Mit vier oder fünf Jahren interessieren sich Kinder auch für die Geschlechtsorgane anderer Kinder. Dann ziehen sie sich gemeinsam ins Zimmer zurück, zeigen sich nackt oder widmen sich „Doktorspielen“ – Eltern werden da leicht nervös. Was ist zu tun? Weidinger: „Wenn Eltern ein ungutes Gefühl haben, sollen sie dem Kind sagen: Ich möchte das nicht.“

Wichtig ist für Kinder der soziale Lerneffekt, betont die Sexualtherapeutin: „Seien Sie sensibel, ob ein Kind auf das andere Druck ausübt. Kinder lernen beim Spielen, welcher Kontakt ihnen guttut, und üben Nein zu sagen. Das sollten die Eltern unterstützen.“
Manchmal überschreiten Kinder die Grenzen, sagt Sabine Götz vom Institut für Erziehungshilfe: „Wenn Kinder sexuelle Praktiken zum Beispiel im Fernsehen sehen, die sie nicht verstehen, verarbeiten sie das im Spiel. Das muss man vorsichtig ansprechen, weil Kinder sofort merken, wenn Eltern ein Verhalten beunruhigend finden.
Ab sechs bis sieben Jahren zeigen Kinder Interesse für Tabubrüche und Schimpfwörter wie das berühmte F-Wort. „Eltern sollten direkt sagen, dass das nicht den guten Umgangsformen entspricht."

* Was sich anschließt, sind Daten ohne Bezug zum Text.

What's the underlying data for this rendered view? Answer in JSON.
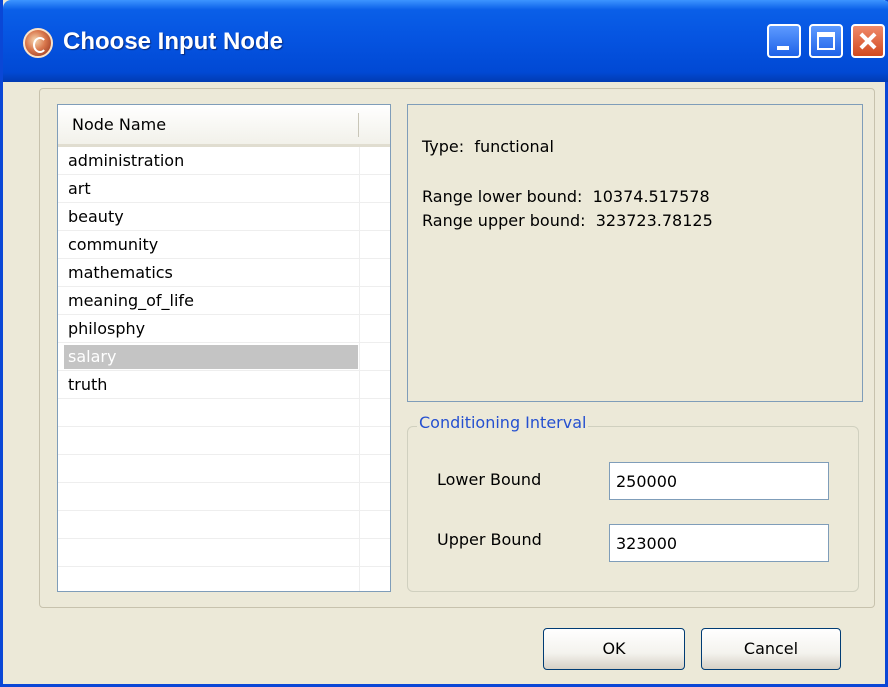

Das erste Interesse für „erwachsenen Sex“ zeigt sich ab etwa zehn Jahren. Ab diesem Zeitpunkt beschäftigen sich die Kinder mit der Fantasie des Geschlechtsaktes, ohne aktiv zu werden. Erst langsam wenden sie sich realen Personen und konkreten Handlungen zu.
Heikel sei nur zwanghaftes Verhalten, sagt Götz: „Wenn Kinder sich für nichts anderes interessieren als ihr Sexualleben.“

Den ersten Sex haben Jugendliche durchschnittlich mit 16 Jahren, so Weidinger: „Eltern haben manchmal Angst, dass sie diesen wichtigen Moment übersehen. Aber es geht in der Erziehung darum, den Kindern zwischen null und zehn Jahren einen guten Umgang mit ihrem Körper beizubringen.“
Sexualpädagoge Wolfgang Kostenwein beobachtetet eine besondere Scheu der Erwachsenen, mit ihren Teenager-Kindern über Sex zu reden: ""Erwachsene reden anstatt über Sex oft über stellvertretende Themen wie Krankheiten oder Verhütung. Dann ist es verständlich, dass sich Jugendliche diese Informationen anderswo holen.“

Sie richten sich nach dem Tempo ihres Kindes. Wenn es fragt, antworten Sie. Aufschieben bringt nichts.

„Du bist ok“ ist die wichtigste Nachricht für Ihr Kind. So lernt es, sich zu spüren.

Verbieten Sie Ihrem jungen Kind nicht, über Sex zu reden. Es weiß gar nicht, dass das als peinlich gilt.

Hören Sie hin, was es wissen will. Interessiert es sich für Conchita Wurst oder will es über Homosexualität reden? Will Ihr Teenager Ideen zum Flirten oder Verhütungstipps?

Wenn Sie sich dabei unwohl fühlen, sagen Sie es. Und finden Sie jemanden anderen, der das Gespräch übernimmt.